Refactor Entropy Code 5-29-13
2015-01-13azim58 - Refactor Entropy Code 5-29-13
I would like to refactor my entropy code so that it is a little cleaner
and can handle a wide variety of situations. I want to be able to prepare
the list of numbers from multiple sources. Then I want to take the lists
and be able to perform various types of calculations.

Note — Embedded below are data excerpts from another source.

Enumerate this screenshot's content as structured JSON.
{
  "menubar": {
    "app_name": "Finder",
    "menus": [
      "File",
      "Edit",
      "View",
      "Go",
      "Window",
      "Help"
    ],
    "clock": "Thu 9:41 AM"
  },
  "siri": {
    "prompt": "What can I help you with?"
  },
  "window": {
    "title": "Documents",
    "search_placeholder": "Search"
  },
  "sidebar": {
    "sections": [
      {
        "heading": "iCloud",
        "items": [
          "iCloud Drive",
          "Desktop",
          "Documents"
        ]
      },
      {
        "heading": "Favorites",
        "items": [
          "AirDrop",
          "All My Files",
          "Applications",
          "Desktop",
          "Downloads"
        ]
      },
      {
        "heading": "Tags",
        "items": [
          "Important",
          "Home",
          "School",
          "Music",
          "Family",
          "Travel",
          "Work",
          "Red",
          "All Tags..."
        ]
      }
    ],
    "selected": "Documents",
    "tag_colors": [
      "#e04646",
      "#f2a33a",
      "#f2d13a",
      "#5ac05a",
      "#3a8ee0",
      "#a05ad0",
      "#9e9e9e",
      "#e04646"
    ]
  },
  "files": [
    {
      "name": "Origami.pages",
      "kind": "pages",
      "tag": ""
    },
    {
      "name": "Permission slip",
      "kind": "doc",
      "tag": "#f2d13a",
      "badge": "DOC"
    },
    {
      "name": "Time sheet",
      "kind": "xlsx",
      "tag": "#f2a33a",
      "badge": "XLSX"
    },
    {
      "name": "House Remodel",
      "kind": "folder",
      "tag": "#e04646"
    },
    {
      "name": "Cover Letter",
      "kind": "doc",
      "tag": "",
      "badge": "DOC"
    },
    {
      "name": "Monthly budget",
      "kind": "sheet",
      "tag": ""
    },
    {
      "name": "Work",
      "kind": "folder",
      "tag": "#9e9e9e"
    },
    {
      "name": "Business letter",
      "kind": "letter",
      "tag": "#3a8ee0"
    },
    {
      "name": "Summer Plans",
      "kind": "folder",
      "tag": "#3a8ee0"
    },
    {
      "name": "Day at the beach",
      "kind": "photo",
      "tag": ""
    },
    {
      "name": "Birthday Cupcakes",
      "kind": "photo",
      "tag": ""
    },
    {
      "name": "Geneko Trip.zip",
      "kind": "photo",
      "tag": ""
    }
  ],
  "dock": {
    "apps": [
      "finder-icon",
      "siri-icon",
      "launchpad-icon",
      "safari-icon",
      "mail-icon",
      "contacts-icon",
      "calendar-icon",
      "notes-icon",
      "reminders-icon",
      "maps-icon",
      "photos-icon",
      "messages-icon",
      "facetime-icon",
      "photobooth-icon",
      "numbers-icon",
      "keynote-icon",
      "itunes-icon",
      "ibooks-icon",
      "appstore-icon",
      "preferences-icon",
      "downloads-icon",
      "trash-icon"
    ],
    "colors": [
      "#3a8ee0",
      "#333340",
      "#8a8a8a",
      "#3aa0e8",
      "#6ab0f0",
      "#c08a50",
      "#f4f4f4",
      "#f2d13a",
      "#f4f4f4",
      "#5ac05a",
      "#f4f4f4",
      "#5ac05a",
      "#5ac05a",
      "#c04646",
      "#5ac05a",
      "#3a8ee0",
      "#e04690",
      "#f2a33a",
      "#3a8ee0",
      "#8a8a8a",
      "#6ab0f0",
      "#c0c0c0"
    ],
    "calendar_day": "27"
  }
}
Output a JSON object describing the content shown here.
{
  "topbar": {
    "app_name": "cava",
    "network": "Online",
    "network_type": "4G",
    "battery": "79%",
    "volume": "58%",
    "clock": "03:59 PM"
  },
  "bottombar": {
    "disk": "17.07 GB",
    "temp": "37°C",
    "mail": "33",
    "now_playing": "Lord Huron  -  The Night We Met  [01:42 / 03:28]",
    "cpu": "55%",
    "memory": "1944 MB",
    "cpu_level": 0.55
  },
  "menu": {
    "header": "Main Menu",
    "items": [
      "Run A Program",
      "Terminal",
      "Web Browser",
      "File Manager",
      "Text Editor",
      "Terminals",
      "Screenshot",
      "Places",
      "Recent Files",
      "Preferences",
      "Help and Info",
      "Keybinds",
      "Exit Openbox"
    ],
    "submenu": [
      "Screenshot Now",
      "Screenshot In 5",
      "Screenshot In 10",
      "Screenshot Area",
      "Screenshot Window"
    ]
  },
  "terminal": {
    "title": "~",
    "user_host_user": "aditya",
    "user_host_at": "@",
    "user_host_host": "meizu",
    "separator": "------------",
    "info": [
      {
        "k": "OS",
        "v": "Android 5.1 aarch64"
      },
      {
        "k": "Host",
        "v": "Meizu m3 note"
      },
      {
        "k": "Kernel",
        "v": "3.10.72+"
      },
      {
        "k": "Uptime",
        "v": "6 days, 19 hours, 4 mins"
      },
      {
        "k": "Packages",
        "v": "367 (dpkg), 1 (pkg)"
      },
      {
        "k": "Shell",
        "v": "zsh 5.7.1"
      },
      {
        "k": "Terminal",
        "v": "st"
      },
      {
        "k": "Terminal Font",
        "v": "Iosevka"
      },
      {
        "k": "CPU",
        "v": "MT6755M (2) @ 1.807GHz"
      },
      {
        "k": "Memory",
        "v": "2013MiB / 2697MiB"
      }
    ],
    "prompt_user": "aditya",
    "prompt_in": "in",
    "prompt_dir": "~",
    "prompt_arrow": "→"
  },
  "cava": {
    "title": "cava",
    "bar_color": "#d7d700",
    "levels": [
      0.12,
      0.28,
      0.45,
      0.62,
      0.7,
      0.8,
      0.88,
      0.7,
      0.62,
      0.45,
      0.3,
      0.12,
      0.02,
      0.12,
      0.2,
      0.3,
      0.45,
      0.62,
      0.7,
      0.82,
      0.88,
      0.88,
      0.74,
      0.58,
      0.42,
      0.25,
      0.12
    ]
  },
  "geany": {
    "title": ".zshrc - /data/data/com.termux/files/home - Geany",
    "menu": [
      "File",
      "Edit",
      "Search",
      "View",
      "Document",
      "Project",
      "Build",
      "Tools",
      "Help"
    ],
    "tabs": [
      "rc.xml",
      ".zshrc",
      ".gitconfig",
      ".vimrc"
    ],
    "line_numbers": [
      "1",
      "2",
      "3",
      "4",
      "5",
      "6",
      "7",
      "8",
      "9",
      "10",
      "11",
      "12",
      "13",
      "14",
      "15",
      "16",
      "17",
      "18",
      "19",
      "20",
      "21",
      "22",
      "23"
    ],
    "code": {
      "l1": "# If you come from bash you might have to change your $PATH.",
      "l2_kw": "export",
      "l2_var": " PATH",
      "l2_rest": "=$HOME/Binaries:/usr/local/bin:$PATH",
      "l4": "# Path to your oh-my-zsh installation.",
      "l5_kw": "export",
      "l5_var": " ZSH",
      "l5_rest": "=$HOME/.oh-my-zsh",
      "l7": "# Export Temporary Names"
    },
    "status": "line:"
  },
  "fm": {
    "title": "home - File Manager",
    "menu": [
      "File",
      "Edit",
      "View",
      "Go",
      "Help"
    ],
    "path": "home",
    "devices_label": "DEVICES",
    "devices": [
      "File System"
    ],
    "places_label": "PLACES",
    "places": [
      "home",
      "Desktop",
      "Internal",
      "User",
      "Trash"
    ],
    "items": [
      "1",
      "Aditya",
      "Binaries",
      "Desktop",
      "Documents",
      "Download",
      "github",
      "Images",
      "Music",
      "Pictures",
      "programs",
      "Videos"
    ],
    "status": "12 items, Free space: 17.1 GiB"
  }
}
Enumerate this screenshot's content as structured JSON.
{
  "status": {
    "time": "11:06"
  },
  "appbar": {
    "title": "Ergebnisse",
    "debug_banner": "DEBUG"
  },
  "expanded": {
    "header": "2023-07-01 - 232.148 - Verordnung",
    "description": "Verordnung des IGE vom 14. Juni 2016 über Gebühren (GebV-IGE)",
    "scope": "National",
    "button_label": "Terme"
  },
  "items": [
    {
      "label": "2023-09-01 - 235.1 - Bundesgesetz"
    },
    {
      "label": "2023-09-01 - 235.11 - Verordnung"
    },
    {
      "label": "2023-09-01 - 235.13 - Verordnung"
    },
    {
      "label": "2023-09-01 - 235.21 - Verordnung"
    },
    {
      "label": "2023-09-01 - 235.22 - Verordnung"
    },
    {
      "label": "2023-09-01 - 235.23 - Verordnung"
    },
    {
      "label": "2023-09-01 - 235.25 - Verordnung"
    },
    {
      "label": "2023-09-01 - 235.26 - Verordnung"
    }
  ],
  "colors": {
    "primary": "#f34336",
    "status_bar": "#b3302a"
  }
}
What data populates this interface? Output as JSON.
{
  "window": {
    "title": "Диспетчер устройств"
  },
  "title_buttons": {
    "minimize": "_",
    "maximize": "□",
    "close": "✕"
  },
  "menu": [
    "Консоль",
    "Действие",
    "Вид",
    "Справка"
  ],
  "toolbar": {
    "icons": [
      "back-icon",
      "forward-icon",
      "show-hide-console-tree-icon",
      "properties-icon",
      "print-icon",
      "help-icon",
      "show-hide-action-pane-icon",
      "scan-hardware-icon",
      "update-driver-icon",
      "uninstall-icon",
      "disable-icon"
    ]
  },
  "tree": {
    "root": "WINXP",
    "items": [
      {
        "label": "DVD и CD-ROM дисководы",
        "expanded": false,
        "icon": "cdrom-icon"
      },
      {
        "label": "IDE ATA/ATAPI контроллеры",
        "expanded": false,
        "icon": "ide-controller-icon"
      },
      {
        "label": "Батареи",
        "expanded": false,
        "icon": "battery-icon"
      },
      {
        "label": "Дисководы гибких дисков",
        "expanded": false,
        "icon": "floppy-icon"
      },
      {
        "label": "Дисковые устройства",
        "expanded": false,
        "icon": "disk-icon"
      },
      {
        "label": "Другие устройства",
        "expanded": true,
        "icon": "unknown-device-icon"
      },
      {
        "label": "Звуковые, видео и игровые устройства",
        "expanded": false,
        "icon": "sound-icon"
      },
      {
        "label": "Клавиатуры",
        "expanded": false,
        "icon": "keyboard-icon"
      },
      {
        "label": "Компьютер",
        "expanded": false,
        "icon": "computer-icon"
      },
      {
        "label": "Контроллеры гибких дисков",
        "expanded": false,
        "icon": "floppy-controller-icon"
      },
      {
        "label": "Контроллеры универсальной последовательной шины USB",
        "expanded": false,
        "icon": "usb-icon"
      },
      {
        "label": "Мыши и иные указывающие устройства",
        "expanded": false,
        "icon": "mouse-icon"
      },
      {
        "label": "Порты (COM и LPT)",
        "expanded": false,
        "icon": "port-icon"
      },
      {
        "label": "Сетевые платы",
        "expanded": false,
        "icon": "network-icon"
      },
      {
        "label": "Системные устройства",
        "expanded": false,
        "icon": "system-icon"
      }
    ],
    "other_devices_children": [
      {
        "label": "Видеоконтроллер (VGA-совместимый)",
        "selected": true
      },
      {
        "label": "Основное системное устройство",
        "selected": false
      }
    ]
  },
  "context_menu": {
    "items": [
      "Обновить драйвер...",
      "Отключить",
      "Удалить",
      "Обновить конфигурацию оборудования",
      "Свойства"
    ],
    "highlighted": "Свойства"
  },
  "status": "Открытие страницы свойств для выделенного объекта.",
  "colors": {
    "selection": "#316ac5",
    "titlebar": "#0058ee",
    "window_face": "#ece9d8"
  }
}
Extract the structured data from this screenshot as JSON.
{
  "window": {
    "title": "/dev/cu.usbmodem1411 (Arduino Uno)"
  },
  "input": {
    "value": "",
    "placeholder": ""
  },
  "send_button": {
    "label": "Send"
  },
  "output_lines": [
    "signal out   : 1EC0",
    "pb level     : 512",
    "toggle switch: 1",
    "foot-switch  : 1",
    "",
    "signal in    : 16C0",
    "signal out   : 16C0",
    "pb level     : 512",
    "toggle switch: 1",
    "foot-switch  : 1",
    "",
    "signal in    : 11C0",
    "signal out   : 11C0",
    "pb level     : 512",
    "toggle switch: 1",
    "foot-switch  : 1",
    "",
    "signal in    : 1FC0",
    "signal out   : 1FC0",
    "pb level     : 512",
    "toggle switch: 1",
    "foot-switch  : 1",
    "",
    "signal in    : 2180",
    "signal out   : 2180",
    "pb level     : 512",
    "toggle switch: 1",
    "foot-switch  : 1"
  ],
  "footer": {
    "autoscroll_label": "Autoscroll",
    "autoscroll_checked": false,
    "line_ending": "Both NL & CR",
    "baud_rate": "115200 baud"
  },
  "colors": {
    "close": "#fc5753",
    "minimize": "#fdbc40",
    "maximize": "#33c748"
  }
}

I want to be able to prepare the data from
- gpr file
- tab delimited text file (raw data)
- tab delimited text file (normalized data (I could use median and Combat
From this data I want to produce a file containing
- a raw number list
- a normalized number list and a normalized number list converted to
I want to take these number lists and calculate
- entropy (raw)
- entropy (normalized (from Combat and median normalized data))
- CV (raw)
- CV (normalized (from Combat and median normalized data))
I want to test my code to make sure that it is working with a few small
lists of numbers: one kind of random, one extreme one populated with all
of the highest numbers, one extreme one populated with all of the lowest
numbers, one with no duplicates so that there would be no "bin" with more
than one item.
mini gpr file here:
"F:\kurt\storage\CIM Research Folder\DR\2013\5-29-13\entropy\Mini_gpr.gpr"
mini tab delimited text file raw data here:
"F:\kurt\storage\CIM Research Folder\DR\2013\5-29-13\entropy\tab
delimited raw.xlsx"
mini tab delimited text file normalized data here:
"F:\kurt\storage\CIM Research Folder\DR\2013\5-29-13\entropy\tab
delimited normalized.xlsx"
I also copied these files to the shared drive so that programs on other
computers can access them
"S:\Research\Cancer_Eradication\Discovering tumor specific
antigens\entropy\5-29-13\entropy"
one kind of random dataset
random
65535, 861, 65535, 861, 65535, 556, 65535, 956, 255, 1, 1, 1, 255
one with random with no high or low
random_nhl
235, 861, 235, 861, 235, 556, 80, 956, 255, 42000, 42000, 42000, 255
one extreme with highest numbers
all_high
65535, 65535, 65535, 65535, 65535, 65535, 65535, 65535, 65535, 65535,
65535, 65535, 65535
one extreme with lowest numbers
all_low
1, 1, 1, 1, 1, 1, 1, 1, 1, 1, 1, 1, 1
one with no duplicates
all_different
1, 2, 3, 4, 5, 6, 7, 8, 9, 10, 11, 12, 65535
These entropy test cases with their entropy and cv values can be found
here
"F:\kurt\storage\CIM Research Folder\DR\2013\5-29-13\entropy\entropy test
cases 5-29-13.xlsx"
I'll also test a real list from a gpr with 10,000 values
The original name of the gpr file was
1009951_bot_N-19(152)_08132012.gpr
which came from the
2012 good gprs diseases 1-8
folder
I renamed the gpr to
"F:\kurt\storage\CIM Research Folder\DR\2013\5-29-13\entropy\test.gpr"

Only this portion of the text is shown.